It looks like Revlon Inc. will be refinancing, after all.
A source with direct knowledge of the deal said that Revlon had reached an agreement to close a $1.8 billion refinancing package.
The deal has Jefferies Finance LLC providing two senior secured term loans, the source confirmed: one for $880 million that would be used to pay off the $200 million term loan Revlon got from Ares in 2019 that’s secured by American Crew, as well as for expenses related to refinancing and general corporate purposes; another for $950 million in order to roll up loans from a 2016 facility.

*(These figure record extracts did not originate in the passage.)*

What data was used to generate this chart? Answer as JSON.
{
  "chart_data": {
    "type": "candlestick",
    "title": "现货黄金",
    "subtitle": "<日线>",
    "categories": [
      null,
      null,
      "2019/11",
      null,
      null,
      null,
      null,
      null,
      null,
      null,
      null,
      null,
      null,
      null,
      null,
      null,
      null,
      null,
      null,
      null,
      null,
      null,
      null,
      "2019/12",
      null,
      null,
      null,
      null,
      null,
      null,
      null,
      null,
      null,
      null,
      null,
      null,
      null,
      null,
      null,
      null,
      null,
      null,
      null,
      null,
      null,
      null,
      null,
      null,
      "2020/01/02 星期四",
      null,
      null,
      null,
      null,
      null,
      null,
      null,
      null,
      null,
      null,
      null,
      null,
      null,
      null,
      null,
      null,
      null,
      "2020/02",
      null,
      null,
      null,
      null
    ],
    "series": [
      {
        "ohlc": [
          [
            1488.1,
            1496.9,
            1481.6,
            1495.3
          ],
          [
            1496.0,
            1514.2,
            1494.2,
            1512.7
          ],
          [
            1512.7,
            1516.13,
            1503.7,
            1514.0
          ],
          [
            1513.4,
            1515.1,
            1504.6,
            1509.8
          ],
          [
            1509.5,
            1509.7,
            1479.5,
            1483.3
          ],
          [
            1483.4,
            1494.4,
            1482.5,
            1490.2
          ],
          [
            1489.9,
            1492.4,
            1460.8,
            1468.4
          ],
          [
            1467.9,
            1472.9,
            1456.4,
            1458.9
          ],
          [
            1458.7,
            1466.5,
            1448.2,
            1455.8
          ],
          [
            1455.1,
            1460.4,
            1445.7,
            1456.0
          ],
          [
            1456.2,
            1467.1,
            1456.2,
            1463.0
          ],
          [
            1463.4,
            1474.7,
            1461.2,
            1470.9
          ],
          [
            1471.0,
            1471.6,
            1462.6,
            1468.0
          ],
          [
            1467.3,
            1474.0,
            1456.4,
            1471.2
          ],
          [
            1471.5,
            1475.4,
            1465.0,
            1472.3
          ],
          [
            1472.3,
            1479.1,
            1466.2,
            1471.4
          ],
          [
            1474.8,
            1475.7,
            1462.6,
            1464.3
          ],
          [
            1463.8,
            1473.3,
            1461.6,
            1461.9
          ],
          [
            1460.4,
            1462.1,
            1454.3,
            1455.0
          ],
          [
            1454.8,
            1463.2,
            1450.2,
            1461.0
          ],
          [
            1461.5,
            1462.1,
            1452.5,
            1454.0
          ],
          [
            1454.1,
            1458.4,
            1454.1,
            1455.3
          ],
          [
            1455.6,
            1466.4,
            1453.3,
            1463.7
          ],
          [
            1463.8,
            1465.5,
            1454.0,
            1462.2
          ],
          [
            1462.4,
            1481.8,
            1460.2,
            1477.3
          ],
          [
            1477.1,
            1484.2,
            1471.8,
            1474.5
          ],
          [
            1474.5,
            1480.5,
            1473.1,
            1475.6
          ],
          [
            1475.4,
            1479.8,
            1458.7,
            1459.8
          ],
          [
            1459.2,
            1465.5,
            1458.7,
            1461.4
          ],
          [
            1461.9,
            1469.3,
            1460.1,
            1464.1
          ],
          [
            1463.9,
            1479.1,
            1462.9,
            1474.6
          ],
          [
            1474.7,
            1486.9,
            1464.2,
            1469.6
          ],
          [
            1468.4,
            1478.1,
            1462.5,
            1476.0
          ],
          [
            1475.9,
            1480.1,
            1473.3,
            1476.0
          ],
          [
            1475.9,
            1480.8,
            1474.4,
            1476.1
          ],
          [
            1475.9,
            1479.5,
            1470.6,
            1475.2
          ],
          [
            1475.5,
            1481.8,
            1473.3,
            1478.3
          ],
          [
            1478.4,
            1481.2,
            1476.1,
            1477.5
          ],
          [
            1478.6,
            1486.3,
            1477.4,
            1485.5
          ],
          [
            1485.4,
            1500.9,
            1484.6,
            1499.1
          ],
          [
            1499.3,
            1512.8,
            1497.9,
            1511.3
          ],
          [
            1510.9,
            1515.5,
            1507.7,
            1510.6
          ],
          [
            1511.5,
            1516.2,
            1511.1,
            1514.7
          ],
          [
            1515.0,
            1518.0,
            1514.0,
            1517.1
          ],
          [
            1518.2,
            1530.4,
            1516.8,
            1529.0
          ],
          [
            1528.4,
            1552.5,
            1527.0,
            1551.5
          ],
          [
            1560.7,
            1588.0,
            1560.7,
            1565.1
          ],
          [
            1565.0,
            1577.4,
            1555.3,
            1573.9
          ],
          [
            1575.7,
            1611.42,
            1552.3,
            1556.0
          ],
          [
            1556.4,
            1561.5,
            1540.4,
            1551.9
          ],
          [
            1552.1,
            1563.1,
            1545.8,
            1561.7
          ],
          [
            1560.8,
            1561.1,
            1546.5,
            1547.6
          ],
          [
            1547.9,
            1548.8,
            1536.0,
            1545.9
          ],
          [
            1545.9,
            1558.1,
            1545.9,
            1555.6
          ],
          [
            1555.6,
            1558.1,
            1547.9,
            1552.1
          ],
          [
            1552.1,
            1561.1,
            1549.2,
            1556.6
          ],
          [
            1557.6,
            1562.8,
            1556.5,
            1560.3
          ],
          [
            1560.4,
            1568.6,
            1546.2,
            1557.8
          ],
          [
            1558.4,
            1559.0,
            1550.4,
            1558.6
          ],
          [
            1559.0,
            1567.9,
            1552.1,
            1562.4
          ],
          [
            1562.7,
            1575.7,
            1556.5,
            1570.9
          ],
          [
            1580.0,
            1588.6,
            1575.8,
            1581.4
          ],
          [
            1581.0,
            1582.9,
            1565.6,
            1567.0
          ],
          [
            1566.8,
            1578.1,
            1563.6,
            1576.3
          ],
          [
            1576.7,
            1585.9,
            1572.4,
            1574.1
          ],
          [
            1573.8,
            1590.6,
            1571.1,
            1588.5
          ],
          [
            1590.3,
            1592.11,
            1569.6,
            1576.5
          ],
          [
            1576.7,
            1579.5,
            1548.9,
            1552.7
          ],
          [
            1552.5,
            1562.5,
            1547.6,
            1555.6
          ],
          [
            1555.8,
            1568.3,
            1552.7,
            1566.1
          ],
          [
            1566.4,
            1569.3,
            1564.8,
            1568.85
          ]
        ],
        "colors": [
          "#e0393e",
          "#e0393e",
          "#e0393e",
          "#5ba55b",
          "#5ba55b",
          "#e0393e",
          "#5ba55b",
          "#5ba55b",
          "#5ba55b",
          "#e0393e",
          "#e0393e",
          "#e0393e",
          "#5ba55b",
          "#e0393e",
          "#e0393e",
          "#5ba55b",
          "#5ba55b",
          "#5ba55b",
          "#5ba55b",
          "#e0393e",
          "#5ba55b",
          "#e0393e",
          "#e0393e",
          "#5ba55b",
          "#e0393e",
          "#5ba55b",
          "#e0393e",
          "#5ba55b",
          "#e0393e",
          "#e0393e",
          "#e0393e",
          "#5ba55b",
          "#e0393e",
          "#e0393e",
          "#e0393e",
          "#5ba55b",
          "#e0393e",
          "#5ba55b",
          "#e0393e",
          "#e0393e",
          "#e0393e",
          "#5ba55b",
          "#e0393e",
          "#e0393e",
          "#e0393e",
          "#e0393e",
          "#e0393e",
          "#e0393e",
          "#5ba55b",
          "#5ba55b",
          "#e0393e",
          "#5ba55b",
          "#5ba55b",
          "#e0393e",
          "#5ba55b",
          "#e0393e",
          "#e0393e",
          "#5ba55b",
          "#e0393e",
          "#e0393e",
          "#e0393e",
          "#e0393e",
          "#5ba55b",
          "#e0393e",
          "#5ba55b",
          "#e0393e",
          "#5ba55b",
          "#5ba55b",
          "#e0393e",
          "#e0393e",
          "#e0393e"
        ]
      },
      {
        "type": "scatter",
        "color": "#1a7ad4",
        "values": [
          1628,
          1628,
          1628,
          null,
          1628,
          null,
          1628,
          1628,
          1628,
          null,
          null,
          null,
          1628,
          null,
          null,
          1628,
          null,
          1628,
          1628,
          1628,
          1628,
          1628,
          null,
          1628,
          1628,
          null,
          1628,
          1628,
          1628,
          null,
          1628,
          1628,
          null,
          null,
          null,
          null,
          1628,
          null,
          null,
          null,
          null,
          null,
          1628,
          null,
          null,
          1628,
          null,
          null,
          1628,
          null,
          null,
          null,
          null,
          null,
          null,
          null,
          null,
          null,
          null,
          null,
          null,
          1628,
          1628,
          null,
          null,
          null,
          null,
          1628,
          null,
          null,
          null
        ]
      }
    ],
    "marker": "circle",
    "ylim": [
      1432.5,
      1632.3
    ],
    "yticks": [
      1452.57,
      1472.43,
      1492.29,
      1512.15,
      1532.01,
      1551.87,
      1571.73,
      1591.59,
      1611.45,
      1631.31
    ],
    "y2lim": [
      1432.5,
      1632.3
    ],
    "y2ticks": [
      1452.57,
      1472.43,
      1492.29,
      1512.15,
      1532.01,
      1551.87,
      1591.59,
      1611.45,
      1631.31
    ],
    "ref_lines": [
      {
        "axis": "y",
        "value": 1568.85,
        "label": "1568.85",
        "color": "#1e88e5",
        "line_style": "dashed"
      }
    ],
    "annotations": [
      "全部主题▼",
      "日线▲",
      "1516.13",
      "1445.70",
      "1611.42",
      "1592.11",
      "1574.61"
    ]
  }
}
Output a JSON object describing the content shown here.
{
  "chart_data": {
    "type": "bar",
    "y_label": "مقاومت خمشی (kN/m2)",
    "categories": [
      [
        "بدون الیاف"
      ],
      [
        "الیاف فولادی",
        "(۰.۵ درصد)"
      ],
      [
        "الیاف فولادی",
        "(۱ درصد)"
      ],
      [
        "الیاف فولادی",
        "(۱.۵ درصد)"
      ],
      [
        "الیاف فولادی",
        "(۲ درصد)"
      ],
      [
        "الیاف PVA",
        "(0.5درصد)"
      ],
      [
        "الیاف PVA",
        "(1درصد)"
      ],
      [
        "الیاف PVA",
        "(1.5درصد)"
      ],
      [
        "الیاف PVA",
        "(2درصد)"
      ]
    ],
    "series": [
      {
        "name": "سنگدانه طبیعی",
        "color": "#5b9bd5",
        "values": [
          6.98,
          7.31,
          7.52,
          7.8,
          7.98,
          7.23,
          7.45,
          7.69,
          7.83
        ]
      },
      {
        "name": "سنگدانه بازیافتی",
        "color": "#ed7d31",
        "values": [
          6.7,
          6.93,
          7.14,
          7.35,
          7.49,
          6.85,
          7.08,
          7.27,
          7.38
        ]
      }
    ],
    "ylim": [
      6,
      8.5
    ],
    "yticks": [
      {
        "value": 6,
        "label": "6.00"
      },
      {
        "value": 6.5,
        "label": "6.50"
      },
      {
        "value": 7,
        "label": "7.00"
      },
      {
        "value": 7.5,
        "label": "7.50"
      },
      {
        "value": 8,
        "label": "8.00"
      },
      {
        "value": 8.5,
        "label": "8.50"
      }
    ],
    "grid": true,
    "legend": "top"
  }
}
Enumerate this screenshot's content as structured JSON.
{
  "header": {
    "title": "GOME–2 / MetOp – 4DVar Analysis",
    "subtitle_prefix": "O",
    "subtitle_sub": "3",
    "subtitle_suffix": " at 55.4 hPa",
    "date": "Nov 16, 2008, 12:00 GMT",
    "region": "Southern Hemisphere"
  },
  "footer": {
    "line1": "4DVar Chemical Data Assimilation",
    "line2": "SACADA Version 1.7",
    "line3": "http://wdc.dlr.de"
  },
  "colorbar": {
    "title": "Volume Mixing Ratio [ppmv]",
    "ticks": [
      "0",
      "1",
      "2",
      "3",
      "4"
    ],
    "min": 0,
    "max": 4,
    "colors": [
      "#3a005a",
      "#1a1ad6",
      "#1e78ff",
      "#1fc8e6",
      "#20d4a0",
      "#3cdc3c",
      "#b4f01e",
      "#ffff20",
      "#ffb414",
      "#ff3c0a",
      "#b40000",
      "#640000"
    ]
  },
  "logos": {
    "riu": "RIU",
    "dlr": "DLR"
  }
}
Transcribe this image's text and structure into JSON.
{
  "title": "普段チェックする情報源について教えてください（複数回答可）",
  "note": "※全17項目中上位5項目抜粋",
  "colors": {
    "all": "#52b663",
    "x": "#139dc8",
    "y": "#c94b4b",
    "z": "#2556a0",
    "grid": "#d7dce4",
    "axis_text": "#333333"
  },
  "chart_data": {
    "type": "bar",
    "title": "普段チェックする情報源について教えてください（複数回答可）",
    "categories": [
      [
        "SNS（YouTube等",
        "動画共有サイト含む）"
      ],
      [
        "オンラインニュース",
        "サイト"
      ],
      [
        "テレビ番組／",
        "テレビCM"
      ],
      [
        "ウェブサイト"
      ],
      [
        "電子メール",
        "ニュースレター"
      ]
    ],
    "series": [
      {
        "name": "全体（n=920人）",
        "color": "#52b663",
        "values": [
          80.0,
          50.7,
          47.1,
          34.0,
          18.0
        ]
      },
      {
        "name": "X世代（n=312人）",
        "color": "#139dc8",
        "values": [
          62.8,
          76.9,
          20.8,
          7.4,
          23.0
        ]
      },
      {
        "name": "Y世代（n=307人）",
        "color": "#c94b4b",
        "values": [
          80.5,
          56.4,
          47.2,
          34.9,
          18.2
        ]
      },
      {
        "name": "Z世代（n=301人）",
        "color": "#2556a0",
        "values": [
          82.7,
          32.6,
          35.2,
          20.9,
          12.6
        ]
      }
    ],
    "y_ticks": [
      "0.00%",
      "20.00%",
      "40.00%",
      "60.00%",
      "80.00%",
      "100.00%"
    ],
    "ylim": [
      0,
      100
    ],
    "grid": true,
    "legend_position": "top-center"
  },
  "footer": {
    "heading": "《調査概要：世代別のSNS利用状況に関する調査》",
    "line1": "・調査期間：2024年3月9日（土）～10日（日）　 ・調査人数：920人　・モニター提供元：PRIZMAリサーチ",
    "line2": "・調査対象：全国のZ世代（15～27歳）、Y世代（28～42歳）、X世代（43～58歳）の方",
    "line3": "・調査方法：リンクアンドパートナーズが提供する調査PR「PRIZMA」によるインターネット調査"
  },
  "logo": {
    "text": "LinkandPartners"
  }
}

The facilities would mature on June 30, 2025.
Revlon also closed another $65 million loan April 30.
For the loan agreement with Jefferies to go through, 50 percent of existing lenders needed to agree to the deal, which the source said they had.
Some members of the group resisted, resulting in talks that had been ongoing since the first refinancing agreement was proposed in March. Another source said the group didn’t want the facility to go through because it would put them in a “very junior position.”
For Revlon, the refinancing is a big deal. The business has struggled for years, and with looming debt maturities, had engaged Goldman Sachs to sell all or parts of the business in order to pay down that debt. The refinancing facility is said by sources to take that pressure off, — and also, to allow Revlon some capital to reinvest in the business.
The business’ latest turnaround efforts, unveiled in March with the refinancing package, included layoffs and other cost-cutting initiatives. When the coronavirus hit, Revlon was one of many beauty companies to take additional cost-cutting measures, furloughing some staff, cutting executive pay and asking other employees to work reduced hours.